In the present study, we examined whether glutathione peroxidase-1 (GPx-1), a major H2O2 scavenger in the brain, affects memory deficits induced by A beta (1-42) in mice. Treatment with 400 pmol/5 mu l A beta (1-42) (i.c.v.) resulted in a reduction of GPx-1 expression in wild-type (WT) mice. An A beta (1-42)-induced reduction in acetylcholine (ACh) level was observed in the hippocampus. Treatment with A beta (1-42) consistently resulted in reduced expression and activity of choline acetyltransferase (ChAT) and in an increase in expression and activity of acetylcholinesterase (AChE).

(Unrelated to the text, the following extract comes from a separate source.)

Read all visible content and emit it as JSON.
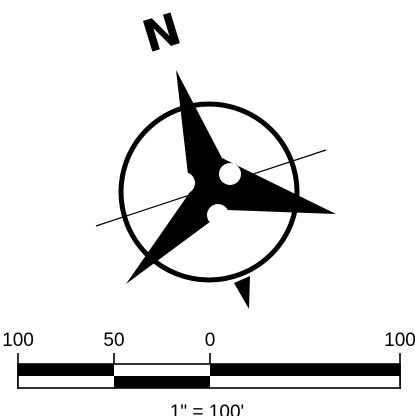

Upon examining each of the muscarinic acetylcholine receptors (mAChRs) and nicotinic AChRs, we noted that A beta (1-42) treatment selectively reduced the levels of M1 mAChR. In addition, A beta (1-42) induced a significant reduction in phospho-cAMP response element-binding protein (p-CREB) and brain-derived neurotrophic factor (BDNF) expression. The cholinergic impairments induced by A beta (1-42) were more pronounced in GPx-1 knockout mice than in WT mice. Importantly, an adenoviral vector encoded with the GPx-1 gene (Ad-GPx-1) significantly rescued A beta (1-42)-induced cholinergic impairments in GPx-1 knockout mice. In addition, M1 mAChR antagonist dicyclomine significantly counteracted Ad-GPx-1-mediated increases in p-CREB and BDNF expression, as well as memory-enhancing effects in GPx-1 knockout mice, thus indicating that M1 mAChR might be a critical mediator for the rescue effects of Ad-GPx-1. Combined, our results suggest that GPx-1 gene protected against A beta (1-42)-induced memory impairments via activation of M1 mAChR-dependent CREB/BDNF signalling.

Automated summary

The study demonstrated that the GPx-1 gene protects against A beta (1-42)-induced memory impairments by activating the M1 mAChR-dependent CREB/BDNF signaling pathway.